Considering it is the off-season there has been a hell of a lot going on in Australian Rugby this last 24 hours. And for those looking for rugby to move away from its traditional ‘old boys’ ties, those changes have been significant for their female focus. Rugby Australia seems to be making a concerted effort to raise the profile of women’s rugby with some significant announcements of late.
Firstly we had the announcement of Raelene Castle as the new Chief Executive Officer of Rugby Australia. The former head of NZ Netball and the Canterbury Bulldogs is clearly an appointment of significant merit. Her extensive sports administration background is unmatched in previous ARU CEOs and an acknowledgement of the uniqueness of the Australian sporting landscape and it’s divergence from, for instance, the legal and banking world.
But Castle’s gender cannot discounted as it is a demonstration of a change in the direction of rugby in this nation. Forget the fact she is the first CEO in the history of Australian Rugby to live outside of Northern Sydney, Castle is tangible proof of the organisation’s willingness to look beyond the traditional rugby heartlands and explore new markets.
With Castle to sit on the Board of the ARU, it means that the gender balance will sit at 50-50, an important achievement for a modern day sporting body (well…any corporate entity). As Managing Director, Castle will work with the Board already featuring Elizabeth Broderick, Pip Marlow and Ann Sherry.
Hot on the heels of Castle’s appointment, and in fairness a legacy of the Bill Pulver era, a new Women’s National XVs competition was launched – the Super W – to reinstate and reinvigorate a pathway to the Wallaroos. Something that has been lacking for a number of years.
Super W will run at the same time as Super Rugby and feature teams from Queensland, NSW, ACT, Victoria and Western Australia. Run as a six week program, with a final in April, the new competition may conflict with local club competitions but the long term gains should be notable.
It seems likely the event has been rushed as a response to the introduction of Women’s AFL, cricket and NRL competitions, however that does not take away from the opportunity it provides to entice and develop future Wallaroos.
To further add to the appeal of the competition, Rugby Australia has announced their intent to bid for the 2021 Women’s Rugby World Cup which will raise the profile of the game, and Super W, even further. Given the promising signs shown by our Wallaroos in this year’s event in Ireland, despite almost nil resources and a limited preparation, it provides hope for the growth of the game across the country.
The significance of 7s:
While part of me still feels Rugby Australia has failed to fully tap into the value and appeal of our Women’s 7s team, the shortened version of the game remains a focal point in the sports strategic future.
In a couple of months’ time we will see the Sydney 7s kick off at Allianz Stadium which will include a leg of the Women’s World Series for the first time. After what can only be described as a successful cameo last year, Pulver and the ARU lobbied hard for an expanded format in 2018. In the end they got their way, an outcome no doubt influenced by increasing profile of our Rio Gold medallists.

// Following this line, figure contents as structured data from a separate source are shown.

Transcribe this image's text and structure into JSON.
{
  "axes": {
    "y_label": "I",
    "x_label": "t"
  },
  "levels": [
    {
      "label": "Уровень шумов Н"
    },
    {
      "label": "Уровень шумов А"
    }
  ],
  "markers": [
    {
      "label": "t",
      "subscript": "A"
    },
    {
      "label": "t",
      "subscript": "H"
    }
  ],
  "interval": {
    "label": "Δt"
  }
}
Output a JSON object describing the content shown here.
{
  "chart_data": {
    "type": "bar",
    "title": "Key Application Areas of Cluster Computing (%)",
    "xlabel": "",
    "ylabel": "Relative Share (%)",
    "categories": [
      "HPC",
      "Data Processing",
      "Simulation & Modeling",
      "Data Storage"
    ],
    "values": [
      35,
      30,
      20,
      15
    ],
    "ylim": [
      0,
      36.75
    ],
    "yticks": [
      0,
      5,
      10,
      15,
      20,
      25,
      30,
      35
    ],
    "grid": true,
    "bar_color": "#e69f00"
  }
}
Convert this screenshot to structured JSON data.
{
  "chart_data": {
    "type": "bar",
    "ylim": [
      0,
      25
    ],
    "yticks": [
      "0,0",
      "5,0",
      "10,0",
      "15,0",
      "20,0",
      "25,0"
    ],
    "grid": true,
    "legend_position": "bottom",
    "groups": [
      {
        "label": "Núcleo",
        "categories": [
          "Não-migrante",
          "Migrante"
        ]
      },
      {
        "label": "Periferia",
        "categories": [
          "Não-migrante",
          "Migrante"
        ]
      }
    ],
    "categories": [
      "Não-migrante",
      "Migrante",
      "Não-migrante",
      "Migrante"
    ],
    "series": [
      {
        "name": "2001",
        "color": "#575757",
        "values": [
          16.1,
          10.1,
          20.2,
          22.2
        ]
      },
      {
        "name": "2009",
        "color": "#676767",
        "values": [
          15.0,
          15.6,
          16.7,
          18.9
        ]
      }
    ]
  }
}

Then there was the inaugural AON National 7s competition which had an absolutely belter of a debut earlier this season. The tournament itself, brought together on a shoe string budget and featuring teams in non-traditional markets such as Adelaide and Tasmania, produced excellent rugby throughout. More importantly the standard improved as the tournament progressed despite the University of Queensland winning undefeated. The talent showcased, and enhanced, will stand the national team in good stead with the Commonwealth Games and World Cup on the horizon.
So the structures are there, and developing, but if there was ever any evidence required of the standing of the game it came at the annual RUPA Awards lunch where Charlotte Caslick won the People’s Choice Australian Player of the Year. That’s not just 7s Player of the Year or Women’s Player of the Year. That is the most popular Australian Rugby player this year. Caslick won the award, historically, from two of the highest paid players in the game in Israel Folau and Kurtley Beale.
What Caslick, and the rest of the Aussie 7s stars, deserve is a domestic stage to show their wares . Where their growing fan base can see their skills and abilities up close and personal. Previously they were basically locked into Sydney and would only play in overseas tournaments. Now front and centre at the Sydney 7s, together with the AON National 7s competition, plus the inaugural Super 7s to be played in Brisbane among some of the best international 7s teams in the world the week before Sydney next year, these stars of our game can start to reach the fans across the country.
We are in the midst of a dawning of a new age of women’s sport, with all codes finally realising the need to provide competition opportunities for the ‘other’ half of the population. The key will be to distinguish what is purely ‘dollar seeking content’ and which is a legitimate strategy to drive increased participation and pathways in the game.
As recent reports indicate, Rugby Australia’s recent dramatic growth in school participation, escalating them from cellar dwellers to the top 10 in just a year, is a positive sign of a restoration of the building blocks for our sport. The fact that almost half of all of these participants were young girls highlights the need for these new initiatives.
It hasn’t been said much on this site of late, but kudos to Rugby Australia on their strategy and focus on boosting female participation and engagement. Long may it continue.